Também reservo elogios às curtas inspiradas em Roald Dahl para a Netflix, que, talvez por contarem com outras regras do jogo, escapam ao piloto automático e surpreendem pela síntese e invenção. Esses, sim, merecem aplauso.
Mas “Asteroid City”... não. Esse me escapa. Não me atravessa, não me mobiliza, não me deixa rastro. E não é por falta de qualidades: a direcção de arte é irrepreensível, a estrutura narrativa engenhosa, e os temas — luto, alienação, simulacro — têm peso. Mas tudo me soa excessivamente autoconsciente, como se o filme estivesse mais preocupado em parecer um “filme de Wes Anderson” do que em pulsar como cinema vivo. Como se tivesse sido concebido já a pensar no making of, nos stills do Instagram, nas t-shirts com frases de efeito.

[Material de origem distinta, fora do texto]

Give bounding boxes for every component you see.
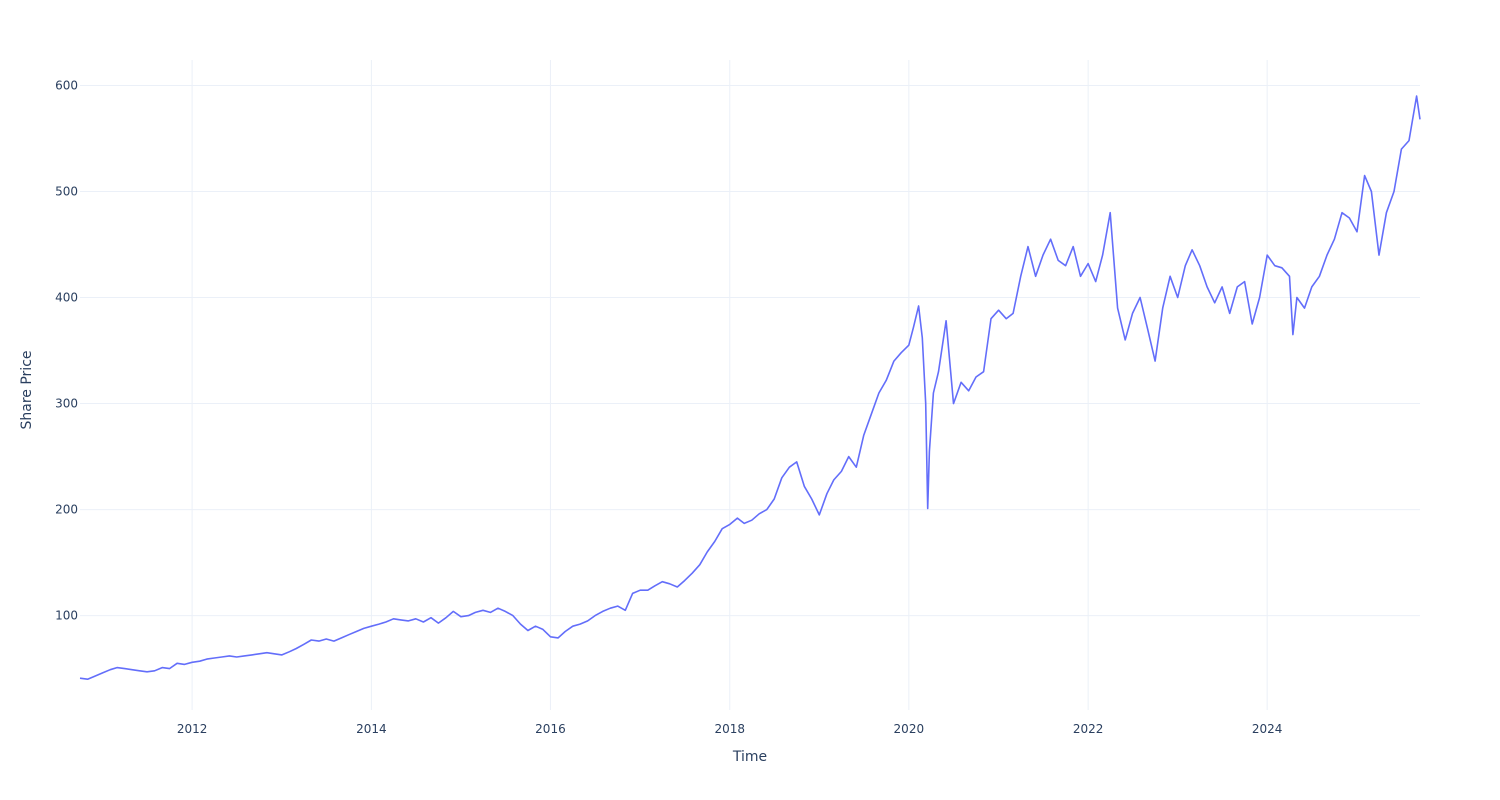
x-tick-label: 2014 [356, 722, 387, 736]
y-gridlines [80, 84, 1420, 617]
plot-background [80, 60, 1420, 710]
y-tick-label: 100 [55, 609, 78, 623]
x-tick-label: 2020 [894, 722, 925, 736]
x-tick-label: 2012 [177, 722, 208, 736]
series-layer [79, 95, 1421, 680]
x-gridlines [191, 60, 1268, 710]
y-tick-label: 400 [55, 291, 78, 305]
x-tick-label: 2018 [714, 722, 745, 736]
y-tick-labels: 100 200 300 400 500 600 [55, 78, 78, 622]
x-tick-label: 2016 [535, 722, 566, 736]
y-tick-label: 200 [55, 503, 78, 517]
y-tick-label: 500 [55, 184, 78, 198]
y-tick-label: 600 [55, 78, 78, 92]
x-tick-labels: 2012 2014 2016 2018 2020 2022 2024 [177, 722, 1283, 736]
x-axis-title: Time [732, 749, 767, 765]
x-tick-label: 2022 [1073, 722, 1104, 736]
series-line [79, 95, 1421, 680]
y-tick-label: 300 [55, 397, 78, 411]
x-tick-label: 2024 [1252, 722, 1283, 736]
y-axis-title: Share Price [19, 350, 35, 429]
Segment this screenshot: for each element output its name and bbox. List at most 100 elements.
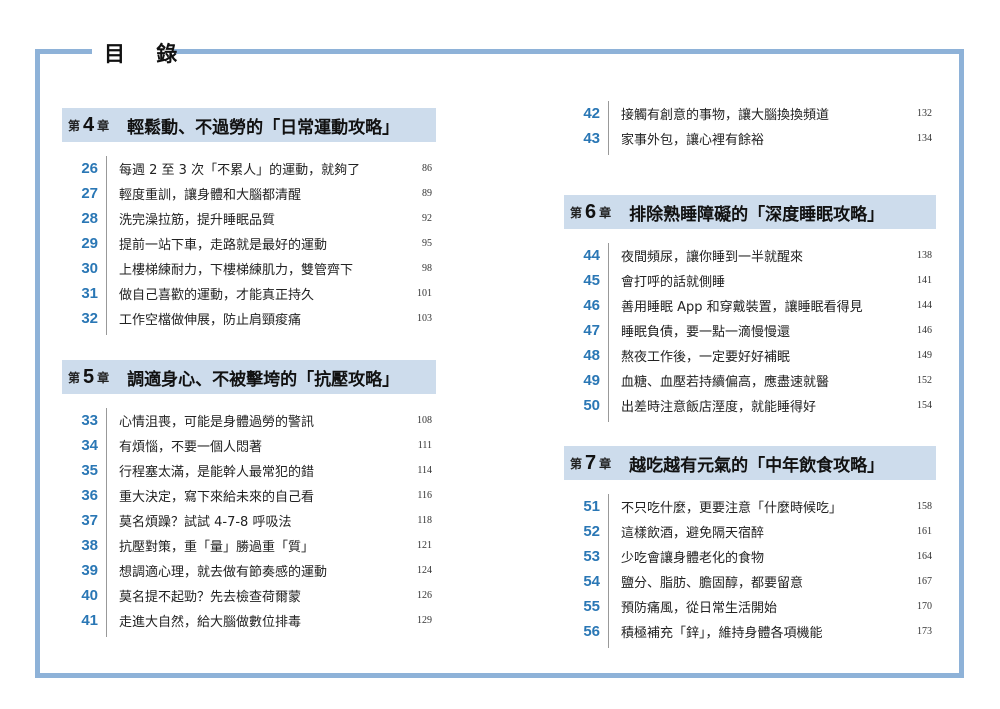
entry-title: 積極補充「鋅」，維持身體各項機能 [621, 626, 823, 641]
entry-title: 行程塞太滿，是能幹人最常犯的錯 [119, 465, 315, 480]
chapter-header: 第 5 章 調適身心、不被擊垮的「抗壓攻略」 [62, 360, 436, 394]
toc-entry[interactable]: 45 會打呼的話就側睡 141 [564, 268, 936, 293]
entry-number: 53 [583, 548, 600, 565]
chapter-header: 第 7 章 越吃越有元氣的「中年飲食攻略」 [564, 446, 936, 480]
toc-entry[interactable]: 26 每週 2 至 3 次「不累人」的運動，就夠了 86 [62, 156, 436, 181]
entry-number: 38 [81, 537, 98, 554]
entry-number: 50 [583, 397, 600, 414]
entry-number: 27 [81, 185, 98, 202]
toc-entry[interactable]: 38 抗壓對策，重「量」勝過重「質」 121 [62, 533, 436, 558]
chapter-title: 排除熟睡障礙的「深度睡眠攻略」 [629, 204, 885, 225]
entry-number: 49 [583, 372, 600, 389]
entry-page: 126 [417, 590, 432, 601]
toc-entry[interactable]: 56 積極補充「鋅」，維持身體各項機能 173 [564, 619, 936, 644]
toc-entry[interactable]: 34 有煩惱，不要一個人悶著 111 [62, 433, 436, 458]
chapter-number: 5 [83, 365, 95, 388]
toc-entry[interactable]: 53 少吃會讓身體老化的食物 164 [564, 544, 936, 569]
entry-title: 睡眠負債，要一點一滴慢慢還 [621, 325, 791, 340]
entry-title: 鹽分、脂肪、膽固醇，都要留意 [621, 576, 804, 591]
entry-page: 89 [422, 188, 432, 199]
toc-entry[interactable]: 46 善用睡眠 App 和穿戴裝置，讓睡眠看得見 144 [564, 293, 936, 318]
entry-page: 170 [917, 601, 932, 612]
entry-page: 121 [417, 540, 432, 551]
toc-entry[interactable]: 52 這樣飲酒，避免隔天宿醉 161 [564, 519, 936, 544]
chapter-prefix: 第 [68, 118, 81, 133]
chapter-prefix: 第 [570, 456, 583, 471]
toc-entry[interactable]: 47 睡眠負債，要一點一滴慢慢還 146 [564, 318, 936, 343]
entry-number: 56 [583, 623, 600, 640]
entry-title: 洗完澡拉筋，提升睡眠品質 [119, 213, 276, 228]
entry-title: 血糖、血壓若持續偏高，應盡速就醫 [621, 375, 830, 390]
entry-page: 146 [917, 325, 932, 336]
toc-entry[interactable]: 30 上樓梯練耐力，下樓梯練肌力，雙管齊下 98 [62, 256, 436, 281]
chapter-block: 42 接觸有創意的事物，讓大腦換換頻道 132 43 家事外包，讓心裡有餘裕 134 [564, 101, 936, 155]
entry-title: 工作空檔做伸展，防止肩頸痠痛 [119, 313, 302, 328]
entry-number: 54 [583, 573, 600, 590]
entry-page: 134 [917, 133, 932, 144]
chapter-number: 7 [585, 451, 597, 474]
toc-entry[interactable]: 31 做自己喜歡的運動，才能真正持久 101 [62, 281, 436, 306]
entry-page: 132 [917, 108, 932, 119]
entry-page: 144 [917, 300, 932, 311]
entry-title: 輕度重訓，讓身體和大腦都清醒 [119, 188, 302, 203]
chapter-suffix: 章 [97, 370, 110, 385]
chapter-suffix: 章 [97, 118, 110, 133]
toc-entry[interactable]: 50 出差時注意飯店溼度，就能睡得好 154 [564, 393, 936, 418]
entry-number: 29 [81, 235, 98, 252]
entry-page: 103 [417, 313, 432, 324]
toc-entry[interactable]: 37 莫名煩躁？試試 4-7-8 呼吸法 118 [62, 508, 436, 533]
toc-entry[interactable]: 40 莫名提不起勁？先去檢查荷爾蒙 126 [62, 583, 436, 608]
toc-entry[interactable]: 39 想調適心理，就去做有節奏感的運動 124 [62, 558, 436, 583]
entry-number: 46 [583, 297, 600, 314]
toc-entry[interactable]: 29 提前一站下車，走路就是最好的運動 95 [62, 231, 436, 256]
chapter-header: 第 4 章 輕鬆動、不過勞的「日常運動攻略」 [62, 108, 436, 142]
toc-entry[interactable]: 42 接觸有創意的事物，讓大腦換換頻道 132 [564, 101, 936, 126]
entry-number: 37 [81, 512, 98, 529]
toc-entry[interactable]: 35 行程塞太滿，是能幹人最常犯的錯 114 [62, 458, 436, 483]
chapter-block: 第 4 章 輕鬆動、不過勞的「日常運動攻略」 26 每週 2 至 3 次「不累人」的運動，… [62, 108, 436, 335]
entry-page: 154 [917, 400, 932, 411]
toc-entry[interactable]: 49 血糖、血壓若持續偏高，應盡速就醫 152 [564, 368, 936, 393]
entry-number: 43 [583, 130, 600, 147]
entry-title: 提前一站下車，走路就是最好的運動 [119, 238, 328, 253]
toc-entry[interactable]: 44 夜間頻尿，讓你睡到一半就醒來 138 [564, 243, 936, 268]
chapter-suffix: 章 [599, 205, 612, 220]
entry-number: 55 [583, 598, 600, 615]
entry-number: 31 [81, 285, 98, 302]
toc-entry[interactable]: 27 輕度重訓，讓身體和大腦都清醒 89 [62, 181, 436, 206]
entry-page: 129 [417, 615, 432, 626]
toc-entry[interactable]: 55 預防痛風，從日常生活開始 170 [564, 594, 936, 619]
entry-number: 36 [81, 487, 98, 504]
entry-page: 108 [417, 415, 432, 426]
entry-list: 33 心情沮喪，可能是身體過勞的警訊 108 34 有煩惱，不要一個人悶著 111 35 行程… [62, 408, 436, 637]
entry-page: 158 [917, 501, 932, 512]
toc-entry[interactable]: 41 走進大自然，給大腦做數位排毒 129 [62, 608, 436, 633]
chapter-prefix: 第 [570, 205, 583, 220]
toc-entry[interactable]: 51 不只吃什麼，更要注意「什麼時候吃」 158 [564, 494, 936, 519]
entry-title: 出差時注意飯店溼度，就能睡得好 [621, 400, 817, 415]
entry-page: 173 [917, 626, 932, 637]
entry-number: 52 [583, 523, 600, 540]
entry-number: 28 [81, 210, 98, 227]
chapter-block: 第 5 章調適身心、不被擊垮的「抗壓攻略」 33 心情沮喪，可能是身體過勞的警訊 108 3… [62, 360, 436, 637]
entry-page: 152 [917, 375, 932, 386]
chapter-prefix: 第 [68, 370, 81, 385]
entry-page: 114 [417, 465, 432, 476]
entry-page: 138 [917, 250, 932, 261]
entry-list: 42 接觸有創意的事物，讓大腦換換頻道 132 43 家事外包，讓心裡有餘裕 134 [564, 101, 936, 155]
toc-entry[interactable]: 32 工作空檔做伸展，防止肩頸痠痛 103 [62, 306, 436, 331]
toc-entry[interactable]: 54 鹽分、脂肪、膽固醇，都要留意 167 [564, 569, 936, 594]
toc-entry[interactable]: 28 洗完澡拉筋，提升睡眠品質 92 [62, 206, 436, 231]
title-gap [92, 40, 174, 62]
toc-entry[interactable]: 33 心情沮喪，可能是身體過勞的警訊 108 [62, 408, 436, 433]
entry-page: 95 [422, 238, 432, 249]
entry-number: 44 [583, 247, 600, 264]
entry-title: 不只吃什麼，更要注意「什麼時候吃」 [621, 501, 843, 516]
toc-entry[interactable]: 48 熬夜工作後，一定要好好補眠 149 [564, 343, 936, 368]
page-frame [35, 49, 964, 678]
toc-entry[interactable]: 43 家事外包，讓心裡有餘裕 134 [564, 126, 936, 151]
entry-title: 走進大自然，給大腦做數位排毒 [119, 615, 302, 630]
entry-number: 26 [81, 160, 98, 177]
entry-title: 熬夜工作後，一定要好好補眠 [621, 350, 791, 365]
toc-entry[interactable]: 36 重大決定，寫下來給未來的自己看 116 [62, 483, 436, 508]
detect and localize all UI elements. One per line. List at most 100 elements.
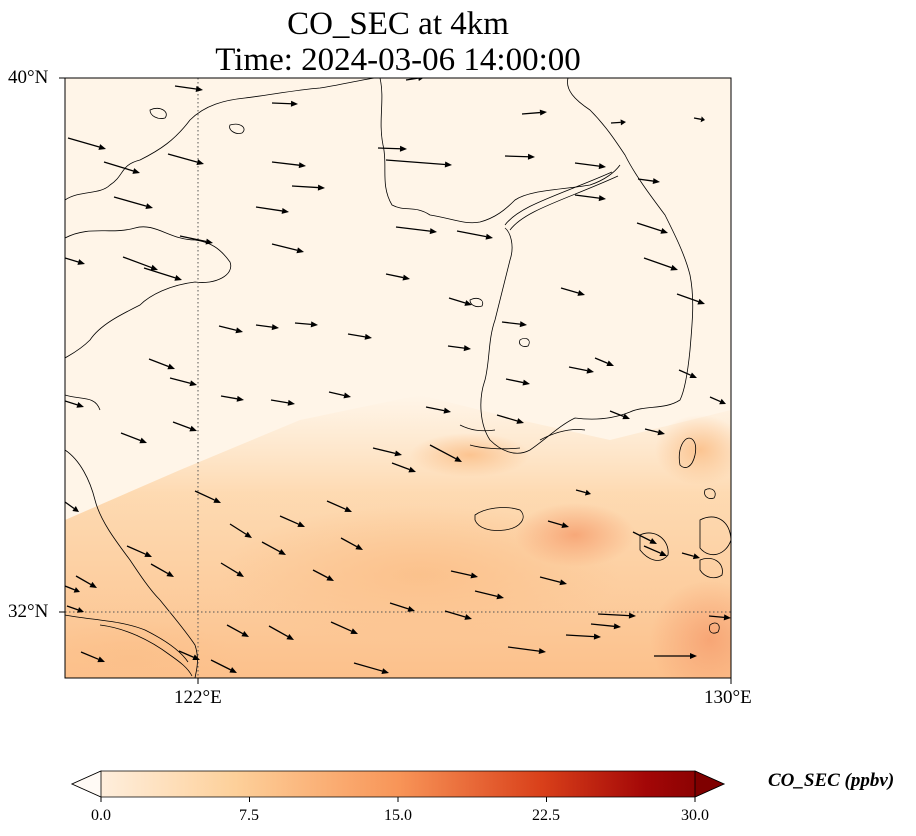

“Asteroid City” revela uma sensação que vinha a crescer em mim: o estilo, que outrora era uma marca de poesia e profundidade, transformou-se numa defesa. Uma capa de beleza que afasta o desconforto e estanca a surpresa. O cinema, que antes era um veículo de emoção genuína, tornou-se meramente ornamentado. E o que é o cinema sem a coragem de arriscar, de falhar, de se abrir à novidade?
A história, centrada na convenção anual Junior Stargazers de 1955, serve de alerta. O filme é um espectáculo visual impressionante, mas emocionalmente estéril. A direcção de arte de Adam Stockhausen brilha, talvez até de forma excessiva. O argumento de Wes Anderson e Roman Coppola parece ter sido escrito entre uma prova de guarda-roupa e outra. Tudo é tão cuidadosamente planeado que sufoca. A estética, que antes encantava, transformou-se numa carapaça: impecável por fora, mas vazia no seu âmago.
E agora, com o trailer de “O Esquema Fenício”, chega a confirmação: o cinema de Wes entrou oficialmente na sua fase “Pinterest”. Tudo é belo, tudo é simétrico, tudo é coeso, tudo é… Wes Anderson. Mas e depois? O estilo, que um dia foi assinatura, tornou-se caricatura — um estilema repetido até à exaustão, feito para ilustrar editoriais da The Hollywood Reporter ou alimentar Reels de perfis indie no Instagram.
As personagens? Variações da mesma matriz nostálgica. Os diálogos? Lapidados ao ponto de parecerem slogans de tote bag. Os exageros cénicos? Já foram charme — agora são bengala. A sensação? A de estar preso num déjà-vu cinematográfico onde tudo é bonito, mas nada é novo. Uma repetição graciosa, porém, exaustiva.
E é precisamente por ser fã que este desencanto dói mais. Não se trata de desdém gratuito nem de má vontade — muito pelo contrário. É o cansaço de quem acompanhou com entusiasmo cada nova obra, defendeu o estilo quando era acusado de ser apenas artifício, e que agora assiste, quase resignado, à repetição automatizada de uma fórmula. O que antes me surpreendia, agora apenas se repete — como se a magia tivesse sido transformada num algoritmo de design em algum prompt genérico.
A verdade é que Wes Anderson parece viver hoje num looping estético, onde o maior risco é desalinhar o centro geométrico do enquadramento. E quando o maior medo de um cineasta é sair do prumo visual, talvez seja hora de parar. Respirar. Errar. Desordenar. Porque, no fim das contas, não basta ser bonito. O cinema, mesmo quando abraça a beleza, exige desconforto. Exige risco. Exige vida.